しかし、それは私の想いとは違うものだった。
教主は既に、世界を変えることを諦めている様に、私には見えた。
私は、何故か話を聞いているうちに悔しさを覚えた。私はジームラ・ウントの文明を見た。
彼らが、彗星を攻撃し破壊するのを見た。人々が破滅の淵に立たされ、置き去りにされる様子を見た。
それらの光景を見ているうちに私の心に忍び寄る影を感じた。
何故か無性に、攻撃し破壊したくなるのだ。
その思いは、教主に拒絶されたことでさらに強くなっていく。
この思いは何だろう?
悔しさと怒りと、孤立感と、絶望感がまじりあった、この黒い感情は何だろう。
「教授、セルナです。ジームラ・ウントは彗星を攻撃し破壊しました。僕は、これからジームラ・ウントの攻撃兵器を調べてきます。」
「教授、セルナ君からの連絡です。ジームラ・ウントが彗星を破壊したと言っています。」
「ジームラ・ウントが彗星を破壊した?ではあの爆発はジームラ・ウントの攻撃だったというのか?」
「はい、そのジームラ・ウントの攻撃兵器を調べてくると言っています。」
「分かった、セルナ君に伝えてくれ。ジームラ・ウントの兵器のデータを残らず調べるようにと。
そして、彼らの宇宙船のデータも調べるように言ってくれ。」
「はい、分かりました。
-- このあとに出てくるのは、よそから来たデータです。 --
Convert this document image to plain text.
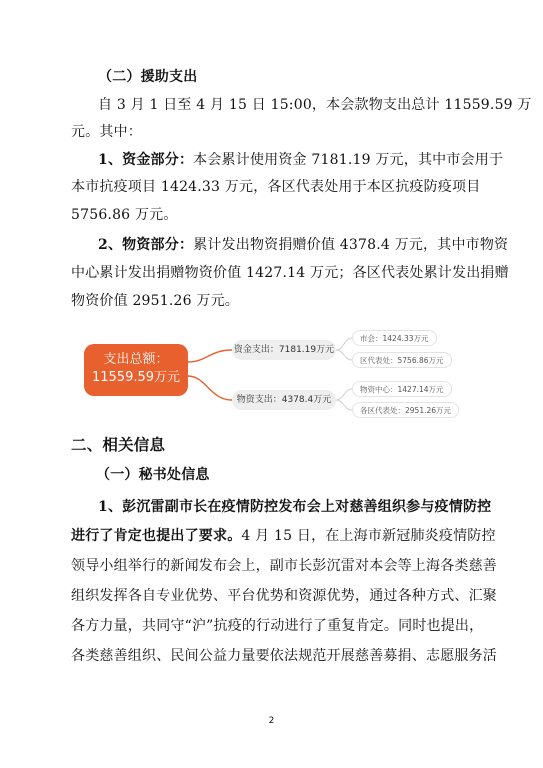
（二）援助支出
自 3 月 1 日至 4 月 15 日 15:00，本会款物支出总计 11559.59 万
元。其中：
1、资金部分：本会累计使用资金 7181.19 万元，其中市会用于
本市抗疫项目 1424.33 万元，各区代表处用于本区抗疫防疫项目
5756.86 万元。
2、物资部分：累计发出物资捐赠价值 4378.4 万元，其中市物资
中心累计发出捐赠物资价值 1427.14 万元；各区代表处累计发出捐赠
物资价值 2951.26 万元。
支出总额：
11559.59万元
资金支出：7181.19万元
物资支出：4378.4万元
市会：1424.33万元
区代表处：5756.86万元
物资中心：1427.14万元
各区代表处：2951.26万元
二、相关信息
（一）秘书处信息
1、彭沉雷副市长在疫情防控发布会上对慈善组织参与疫情防控
进行了肯定也提出了要求。4 月 15 日，在上海市新冠肺炎疫情防控
领导小组举行的新闻发布会上，副市长彭沉雷对本会等上海各类慈善
组织发挥各自专业优势、平台优势和资源优势，通过各种方式、汇聚
各方力量，共同守“沪”抗疫的行动进行了重复肯定。同时也提出，
各类慈善组织、民间公益力量要依法规范开展慈善募捐、志愿服务活
2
そのように伝えます。」
アラン教授は、これでジームラ・ウントの文明が手に入る、と思った。
『セルナ君が、宇宙船と攻撃兵器のデータを持ち帰ってくれば、それを利用してERUが優位に立てるだろう。地球を支配しているのはCTUではないことを、彼らに思い知らせねばならない。』